Au début du mois d’avril 2023, David Beasley, alors directeur exécutif du Programme Alimentaire Mondial des Nations Unies (PAM) et ancien gouverneur de la Caroline du Sud officialise la passation de pouvoir avec Cindy McCain, conseillère du président Joe Biden et veuve de John McCain, ancien sénateur américain. Une transition marquée par le sceau du sérail politique américain pour une des plus grosses organisations de l’aide internationale, lauréate du prix Nobel de la paix en 2020 dont le mandat et les activités ne cessent de grandir. Pour comprendre les enjeux des crises humanitaires à venir, il parait important de saisir la trajectoire, les mécanismes et les contradictions à l’œuvre au sein de cette superstructure onusienne de l’humanitaire.
Etat des lieux
Institué en 1961 à la demande du président des États-Unis Dwight Eisenhower, le Programme Alimentaire Mondial a vocation à une existence courte : c’est un projet de trois ans ayant pour objectif la mise à disposition du surplus alimentaire des pays développés aux pays dans lesquels les populations souffrent de la faim (MAUREL, 2021). Le programme se pérennise rapidement et devient une activité permanente de l’Organisation des Nations unies pour l’alimentation et l’agriculture (FAO) en 1965. Cette expérimentation grossit d’une urgence à l’autre et le « bras armé » de la FAO dépasse vite son hôte en termes de volume d’activité, d’effectif et de financement. L’agence prend son autonomie de la FAO et Rome devient le siège de trois agences onusienne spécialisées sur les questions de sécurité alimentaire : la FAO, l’IFAD (le Fonds international de développement agricole) et le WFP pour l’acronyme anglophone du Programme Alimentaire Mondial (World Food Programme). Tandis que les deux premières agences accusent une perte de vitesse progressive à partir de la fin des années 1990, le PAM ne cesse de croître, se faisant une place jusque dans l’imaginaire commun des réponses d’urgence. Les sacs de riz marqués d’un sceau bleu ciel et les hélicoptères de la Guerre Froide repeints sous la bannière du sigle « UN » deviennent des symboles de l’humanitaire, du Soudan au Pakistan. L’approche efficiente de l’aide du PAM et sa doctrine de l’efficacité sur le terrain démarquent son travail de la bureaucratie classique onusienne. Un de ses premiers slogans, « we deliver », donne le ton d’une volonté d’apporter aussi loin qu’il le faudra une aide d’urgence aux populations les plus vulnérables. D’autres agences onusienne spécialisées s’inscrivent également dans cette lignée du règne de l’efficacité humanitaire avec toutefois des mandats plus spécifiques tel que l’UNHCR (Agence des Nations unies pour les réfugiés) et l’UNICEF (Fonds des Nations unies pour l’enfance).

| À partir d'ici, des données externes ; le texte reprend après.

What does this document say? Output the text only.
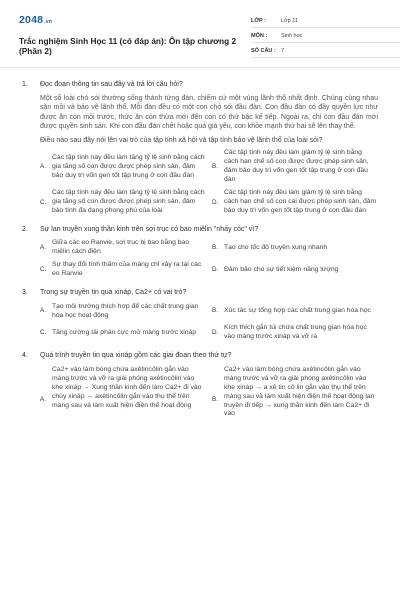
2048.vn
Trắc nghiệm Sinh Học 11 (có đáp án): Ôn tập chương 2 (Phần 2)
LỚP :	Lớp 11
MÔN :	Sinh học
SỐ CÂU : 7
1.	Đọc đoạn thông tin sau đây và trả lời câu hỏi?

Một số loài chó sói thường sống thành từng đàn, chiếm cứ một vùng lãnh thổ nhất định. Chúng cùng nhau săn mồi và bảo vệ lãnh thổ. Mỗi đàn đều có một con chó sói đầu đàn. Con đầu đàn có đầy quyền lực như được ăn con mồi trước, thức ăn còn thừa mới đến con có thứ bậc kế tiếp. Ngoài ra, chỉ con đầu đàn mới được quyền sinh sản. Khi con đầu đàn chết hoặc quá già yếu, con khỏe mạnh thứ hai sẽ lên thay thế.

Điều nào sau đây nói lên vai trò của tập tính xã hội và tập tính bảo vệ lãnh thổ của loài sói?

A.
Các tập tính này đều làm tăng tỷ lệ sinh bằng cách gia tăng số con được được phép sinh sản, đảm bảo duy trì vốn gen tốt tập trung ở con đầu đàn
B.
Các tập tính này đều làm giảm tỷ lệ sinh bằng cách hạn chế số con được được phép sinh sản, đảm bảo duy trì vốn gen tốt tập trung ở con đầu đàn
C.
Các tập tính này đều làm tăng tỷ lệ sinh bằng cách gia tăng số con được được phép sinh sản, đảm bảo tính đa dạng phong phú của loài
D.
Các tập tính này đều làm giảm tỷ lệ sinh bằng cách hạn chế số con cái được phép sinh sản, đảm bảo duy trì vốn gen tốt tập trung ở con đầu đàn
2.	Sự lan truyền xung thần kinh trên sợi trục có bao miêlin "nhảy cóc" vì?
A.
Giữa các eo Ranvie, sợi trục bị bao bằng bao miêlin cách điện
B. Tạo cho tốc độ truyền xung nhanh
C.
Sự thay đổi tính thấm của màng chỉ xảy ra tại các eo Ranvie
D. Đảm bảo cho sự tiết kiệm năng lượng
3.	Trong sự truyền tin qua xináp, Ca2+ có vai trò?
A.
Tạo môi trường thích hợp để các chất trung gian hóa học hoạt động
B. Xúc tác sự tổng hợp các chất trung gian hóa học
C. Tăng cường tái phân cực mở màng trước xináp	D.
Kích thích gắn túi chứa chất trung gian hóa học vào màng trước xináp và vỡ ra
4.	Quá trình truyền tin qua xináp gồm các giai đoạn theo thứ tự?
A.
Ca2+ vào làm bóng chứa axêtincôlin gắn vào màng trước và vỡ ra giải phóng axêtincôlin vào khe xináp → Xung thần kinh đến làm Ca2+ đi vào chùy xináp → axêtincôlin gắn vào thụ thể trên màng sau và làm xuất hiện điện thế hoạt động
B.
Ca2+ vào làm bóng chứa axêtincôlin gắn vào màng trước và vỡ ra giải phóng axêtincôlin vào khe xináp → a xê tin cô lin gắn vào thụ thể trên màng sau và làm xuất hiện điện thế hoạt động lan truyền đi tiếp → xung thần kinh đến làm Ca2+ đi vào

Dans son expansion, l’organisation onusienne diversifie ses activités d’aide alimentaire et se spécialise notamment dans la distribution de repas scolaires et les transferts en effectif sous forme de bons en supermarché ou directement en liquide aux bénéficiaires. Sa réactivité, sa plasticité ainsi que sa neutralité politique ont fait du PAM l’enfant chéri des bailleurs de fonds gouvernementaux avec un budget annuel pour 2022 de 14 milliards de dollars (WFP, 2023). Ce financement sans commune mesure qui croît d’une année à l’autre est principalement le résultat de donations volontaires d’une dizaine de gouvernements, Etats-Unis et Allemagne en tête et font de cette agence un acteur incontournable des crises d’aujourd’hui et de demain.

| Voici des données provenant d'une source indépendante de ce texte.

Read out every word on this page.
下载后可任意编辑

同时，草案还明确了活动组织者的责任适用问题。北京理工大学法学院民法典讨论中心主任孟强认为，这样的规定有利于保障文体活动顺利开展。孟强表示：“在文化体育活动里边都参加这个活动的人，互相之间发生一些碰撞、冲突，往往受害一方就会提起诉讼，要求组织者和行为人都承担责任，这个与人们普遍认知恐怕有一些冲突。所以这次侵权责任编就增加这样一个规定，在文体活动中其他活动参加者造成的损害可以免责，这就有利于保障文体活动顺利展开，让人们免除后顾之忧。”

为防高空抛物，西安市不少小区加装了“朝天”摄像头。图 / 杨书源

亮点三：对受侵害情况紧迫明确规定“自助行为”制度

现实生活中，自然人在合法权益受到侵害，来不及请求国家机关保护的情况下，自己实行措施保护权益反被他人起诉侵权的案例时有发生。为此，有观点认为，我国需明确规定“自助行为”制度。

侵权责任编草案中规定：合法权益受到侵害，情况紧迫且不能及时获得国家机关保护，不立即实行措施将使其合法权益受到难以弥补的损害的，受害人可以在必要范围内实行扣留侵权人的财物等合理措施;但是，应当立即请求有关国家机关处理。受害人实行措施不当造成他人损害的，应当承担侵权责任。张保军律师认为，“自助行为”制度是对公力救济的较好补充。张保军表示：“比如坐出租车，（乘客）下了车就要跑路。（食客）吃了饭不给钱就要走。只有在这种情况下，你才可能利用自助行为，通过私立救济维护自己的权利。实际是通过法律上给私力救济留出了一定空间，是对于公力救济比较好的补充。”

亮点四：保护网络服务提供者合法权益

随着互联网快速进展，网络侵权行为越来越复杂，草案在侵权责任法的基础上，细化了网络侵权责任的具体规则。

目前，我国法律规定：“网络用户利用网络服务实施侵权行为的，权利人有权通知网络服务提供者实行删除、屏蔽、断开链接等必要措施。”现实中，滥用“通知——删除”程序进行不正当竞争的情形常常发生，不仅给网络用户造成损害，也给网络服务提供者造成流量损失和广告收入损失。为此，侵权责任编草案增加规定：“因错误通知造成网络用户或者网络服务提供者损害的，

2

Pourtant, l’agrandissement exponentiel des activités du PAM porte en son sein les limites de cette superstructure de l’aide. L’augmentation inexorable de son volume s’accompagne ainsi d’une inflation au moins aussi importante des procédures bureaucratiques et activités de sous-traitance, ayant un impact souvent négatif sur l’efficacité de l’aide. Avec plus de 22 000 employés répartis dans les bureaux de 80 pays du monde, le PAM semble se figer dans son immensité et ne plus toucher sol. Or, une crise de légitimité, de gestion et de solvabilité semble se profiler au sein des grands acteurs de l’aide humanitaire, à l’instar de la « dérive » que vit actuellement le Comité International de la Croix Rouge, contraint de réduire ses activités et son personnel pour économiser 440 millions de dollars et ainsi éviter l’arrêt complet de ses activités (RICH, 2023). Ces organisations sont-elles devenues trop grosses pour continuer de faire face aux urgences de manière pertinente ? Pour répondre, il s’agit d’ouvrir la boîte noire du PAM pour saisir les tensions et les limitations à l’œuvre.
Enjeux
Pour comprendre le PAM, il faut s’intéresser à ceux qui composent le PAM, ces milliers d’employés qui ont choisi d’épouser une carrière de l’urgence. A l’heure de ses premières réponses, l’organisation recrute un petit groupe de ceux qui incarneront sa doctrine de l’efficacité sur le terrain : des hommes surtout et un plus petit nombre de femmes, avec une approche logistique très concrète et un esprit aventurier qui leur permet de monter des opérations rapides sur des lignes de front variées comme au Libéria, en Serbie, en Ethiopie ou encore en Haïti. Cette première génération d’urgentistes fait le succès et la renommée du PAM. Ils apprennent la diplomatie humanitaire (ROUSSEAU & SOMMO, 2018) par la pratique et se retrouvent rapidement à des fonctions importantes à l’heure de l’inflation organisationnelle de l’agence mais ils se caractérisent également par un marquage social fort : ils sont pour beaucoup issus de sociétés occidentales, industrialisées, riches, démocratiques et sont bénéficiaires d’une éducation universitaire. Ce biais d’un groupe homogène, WEIRD pour son acronyme en anglais (Western, Educated, Industrialized, Rich and Democratic), marque l’identité initiale de l’agence.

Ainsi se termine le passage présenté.